I’m still very much in the stage of learning how to get the best out of DA.
For instance, I ran a search for the following string using the built-in Web (Fast) search set (except I’ve tweaked it in the set to only search in English), and had unticked the option to omit similar pages in the Settings tab:
"New Content Creation Tools Offer Benefits But Have The Potential To Disrupt"
(it’s the title of a short piece I wrote and was wanting to check if it had been reposted anywhere, hence not wanting to filter out similar pages)

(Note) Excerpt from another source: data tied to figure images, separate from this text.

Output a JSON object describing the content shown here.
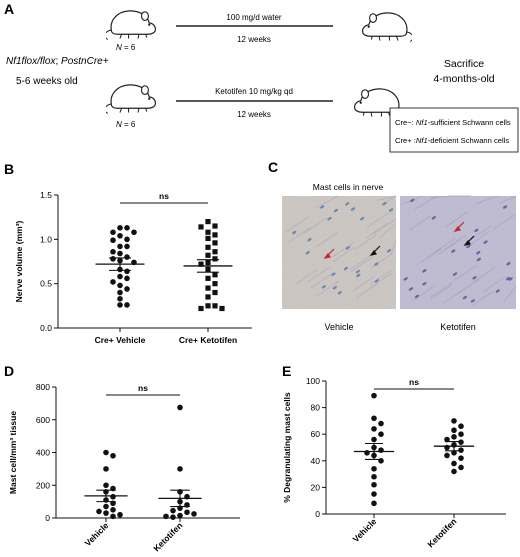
{
  "panels": {
    "A": {
      "letter": "A",
      "genotype_italic": "Nf1flox/flox",
      "genotype_sep": "; ",
      "genotype_rest": "PostnCre+",
      "age": "5-6 weeks old",
      "n_prefix": "N",
      "n_value": " = 6",
      "top_treatment": "100 mg/d water",
      "top_duration": "12 weeks",
      "bottom_treatment": "Ketotifen 10 mg/kg qd",
      "bottom_duration": "12 weeks",
      "sacrifice": "Sacrifice",
      "sacrifice_age": "4-months-old",
      "legend_1_prefix": "Cre−: ",
      "legend_1_gene": "Nf1",
      "legend_1_suffix": "-sufficient Schwann cells",
      "legend_2_prefix": "Cre+ :",
      "legend_2_gene": "Nf1",
      "legend_2_suffix": "-deficient Schwann cells"
    },
    "B": {
      "letter": "B"
    },
    "C": {
      "letter": "C",
      "title": "Mast cells in nerve",
      "left_label": "Vehicle",
      "right_label": "Ketotifen"
    },
    "D": {
      "letter": "D"
    },
    "E": {
      "letter": "E"
    }
  },
  "chart_data": [
    {
      "id": "B",
      "type": "scatter",
      "ylabel": "Nerve volume (mm³)",
      "ylim": [
        0,
        1.5
      ],
      "yticks": [
        "0.0",
        "0.5",
        "1.0",
        "1.5"
      ],
      "categories": [
        "Cre+ Vehicle",
        "Cre+ Ketotifen"
      ],
      "significance": "ns",
      "series": [
        {
          "marker": "circle",
          "values": [
            1.13,
            1.13,
            1.08,
            1.08,
            1.04,
            1.0,
            0.99,
            0.92,
            0.92,
            0.86,
            0.84,
            0.8,
            0.78,
            0.76,
            0.74,
            0.66,
            0.64,
            0.58,
            0.56,
            0.52,
            0.48,
            0.44,
            0.4,
            0.33,
            0.26,
            0.26
          ],
          "mean": 0.72,
          "sem_low": 0.65,
          "sem_high": 0.79
        },
        {
          "marker": "square",
          "values": [
            1.2,
            1.15,
            1.14,
            1.08,
            1.05,
            1.01,
            0.96,
            0.91,
            0.86,
            0.82,
            0.78,
            0.74,
            0.72,
            0.66,
            0.6,
            0.56,
            0.5,
            0.45,
            0.4,
            0.35,
            0.25,
            0.25,
            0.22,
            0.22
          ],
          "mean": 0.7,
          "sem_low": 0.63,
          "sem_high": 0.77
        }
      ]
    },
    {
      "id": "D",
      "type": "scatter",
      "ylabel": "Mast cell/mm³ tissue",
      "ylim": [
        0,
        800
      ],
      "yticks": [
        "0",
        "200",
        "400",
        "600",
        "800"
      ],
      "categories": [
        "Vehicle",
        "Ketotifen"
      ],
      "significance": "ns",
      "series": [
        {
          "marker": "circle",
          "values": [
            400,
            380,
            300,
            200,
            180,
            160,
            130,
            110,
            90,
            70,
            50,
            40,
            30,
            20,
            10
          ],
          "mean": 135,
          "sem_low": 100,
          "sem_high": 170
        },
        {
          "marker": "circle",
          "values": [
            675,
            300,
            160,
            130,
            100,
            80,
            60,
            45,
            35,
            25,
            15,
            10,
            5
          ],
          "mean": 120,
          "sem_low": 70,
          "sem_high": 170
        }
      ]
    },
    {
      "id": "E",
      "type": "scatter",
      "ylabel": "% Degranulating mast cells",
      "ylim": [
        0,
        100
      ],
      "yticks": [
        "0",
        "20",
        "40",
        "60",
        "80",
        "100"
      ],
      "categories": [
        "Vehicle",
        "Ketotifen"
      ],
      "significance": "ns",
      "series": [
        {
          "marker": "circle",
          "values": [
            89,
            72,
            68,
            64,
            60,
            56,
            50,
            48,
            46,
            44,
            40,
            34,
            28,
            22,
            15,
            8
          ],
          "mean": 47,
          "sem_low": 41,
          "sem_high": 53
        },
        {
          "marker": "circle",
          "values": [
            70,
            66,
            63,
            60,
            58,
            56,
            54,
            52,
            50,
            48,
            46,
            44,
            42,
            38,
            35,
            32
          ],
          "mean": 51,
          "sem_low": 47.5,
          "sem_high": 54.5
        }
      ]
    }
  ]
}
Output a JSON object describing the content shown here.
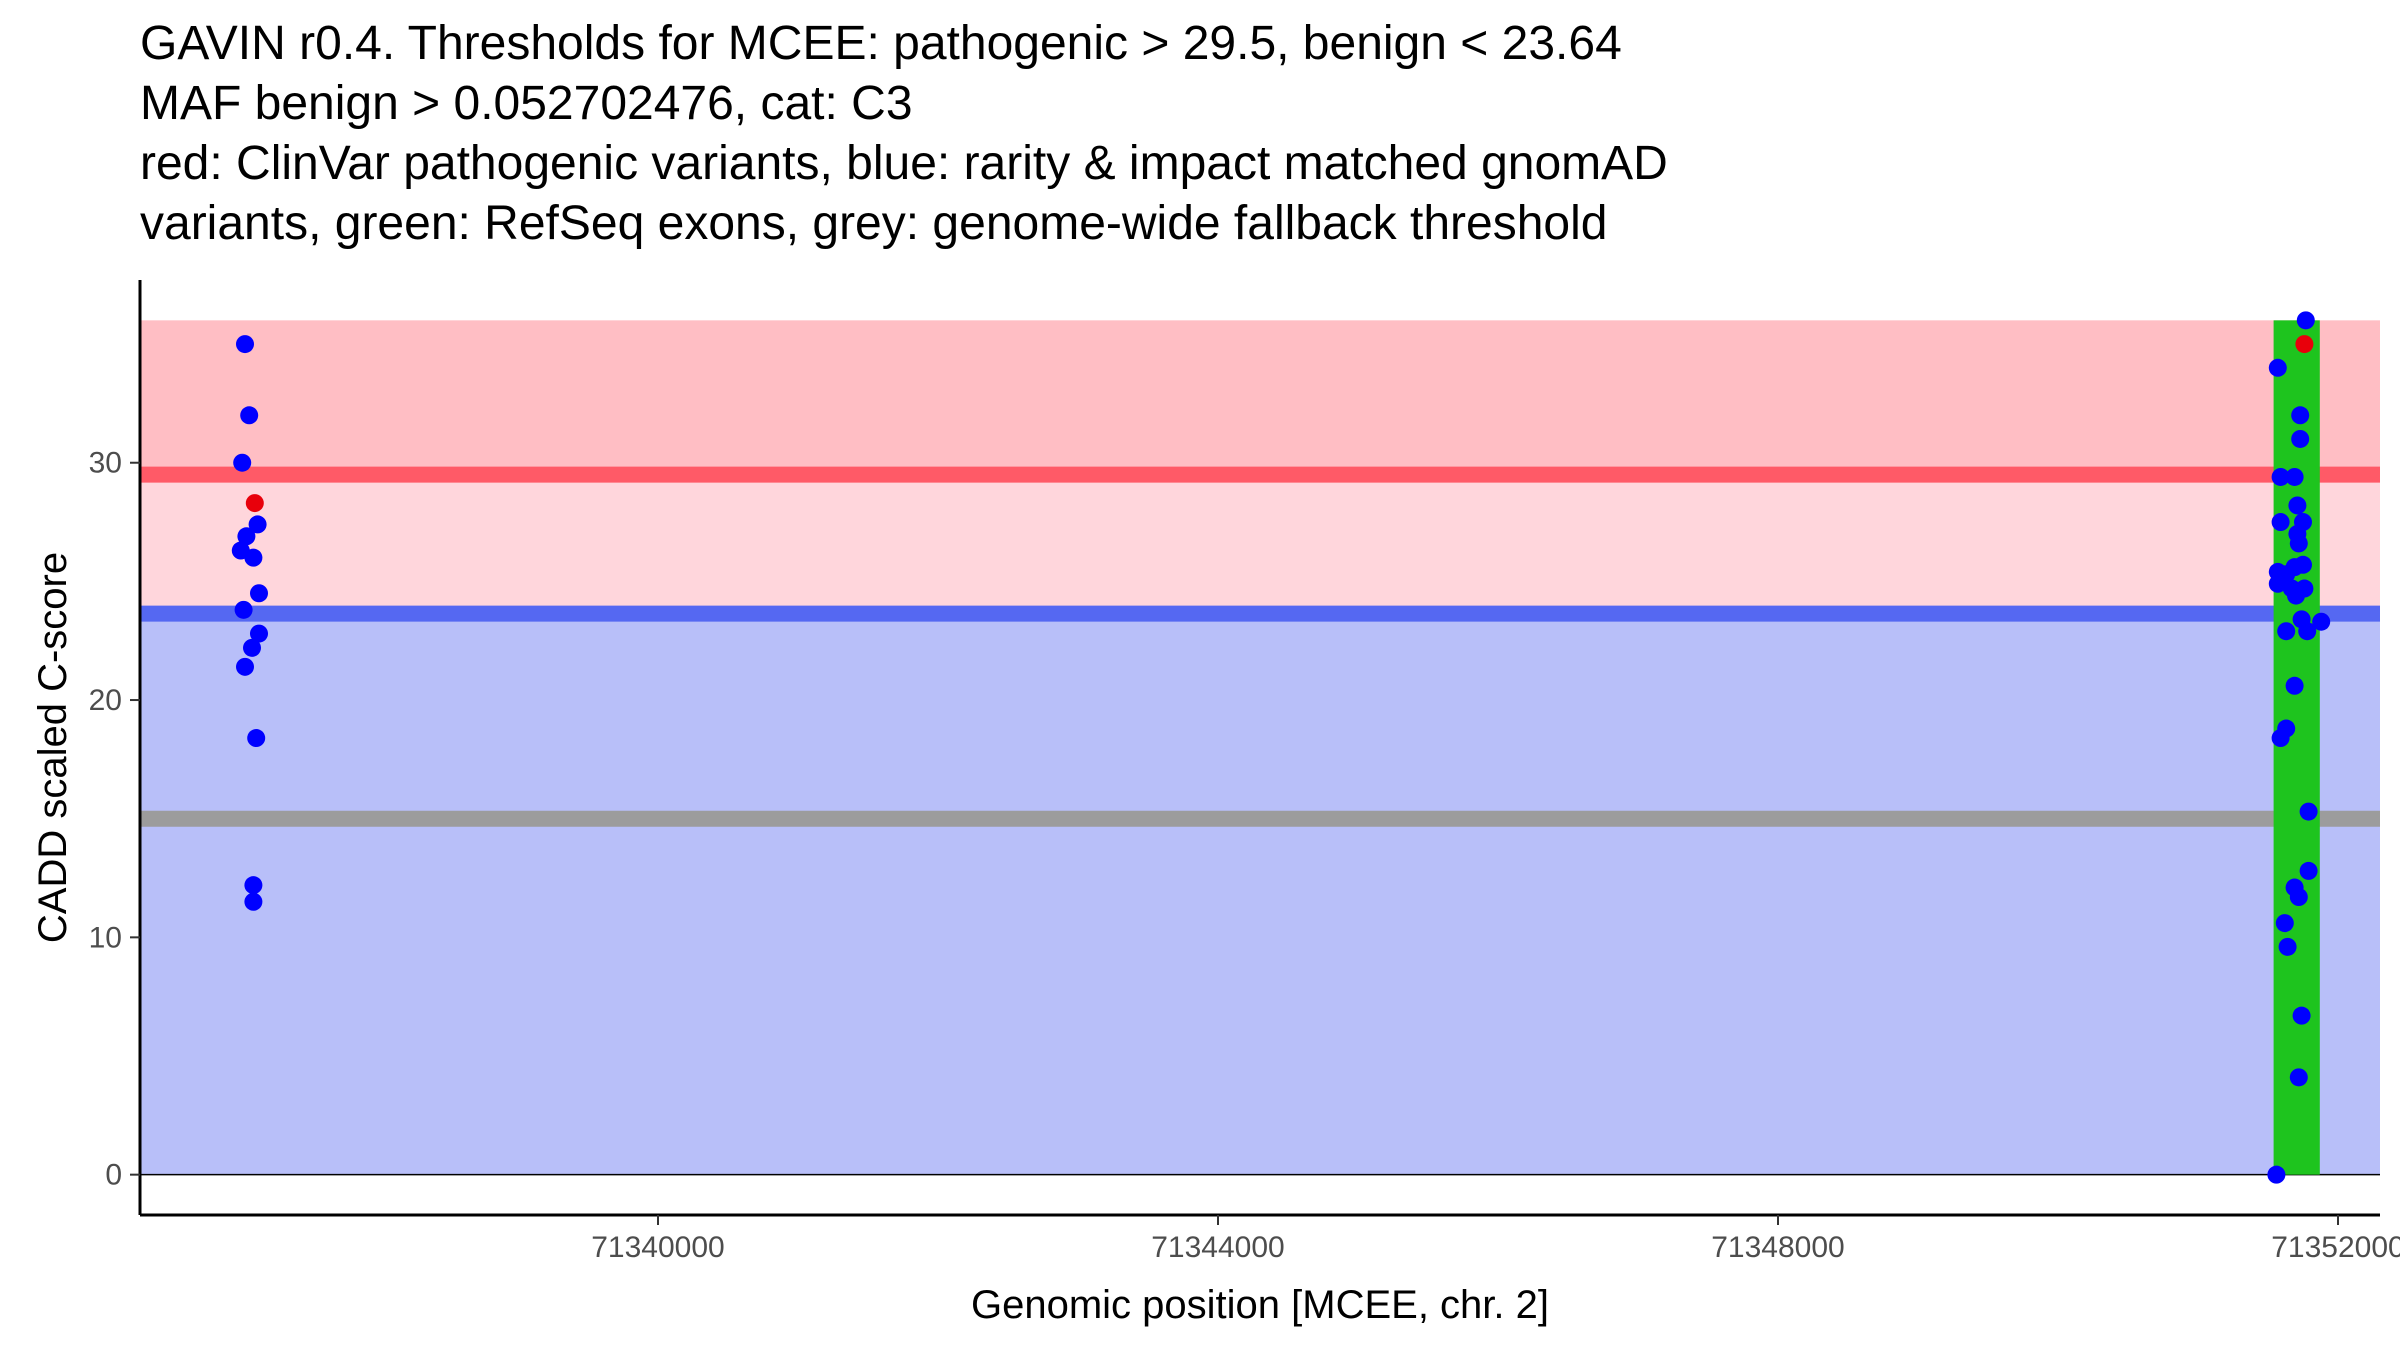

So, no links being followed in this set, I’d expect it take just a few seconds. It actually takes ages, and ends up evaluating a huge number of files (~36,000) though only returns 2 hits (compared to the 32 hits that Google gives on its own)
Can anyone explain why this search takes so long to run in DA, and why you get fewer hits than just using Google directly?
This is an intriguing question and I have also wondered why the search takes a long time. I can understand it in some of the sets as they are very comprehensive, but I have found that a simple Google search in DEVONagent ia slower than doing the same search in Safari. Searching I must say, tough, has always for me fallen into the catagorie that I term, “a dark art” and I have often wished for a book on DEVONagent such as Joe Kissell’s excellent one on DEVONthink.
By default DEVONagent downloads all (!) results and evaluates them on its own (e.g. to apply advanced operators/wildcards, filter similar results etc.). This requires of course much more time than just retrieving one results page.
But this can be skipped by enabling the “Express” mode. However, advanced features like digest, summaries, filters and support for operators/wildcards are limited in this mode, support for scanners isn’t available at all.
Hmm, in that case I would expect my download activity to be high and/or my CPU activity to be high. However, I just went through 4hr query that crawled to a very slow pace in the end with virtually showing no bandwidth nor cpu activity.
Umm… If DA downloaded and scraped 36,000 pages in 4 hours and didn’t show a huge spike in bandwidth or CPU, I’d say that is pretty optimized. If your machine had come to a standstill or your couldn’t continue normal operations, then I’d say it’s not optimized.
(grin It seems ‘optimized’ is multi-interpretable. Yes, no stand still nor hanging in 4hrs. But the majority of the 4hrs is spent while the progress bar sits somewhere north of 90% with a CPU and bandwidth not showing any significant activity. So no idea what is going on while waiting. Of course the progress bar is likely to be non-linear but still, why that wait with seemingly no activity going on?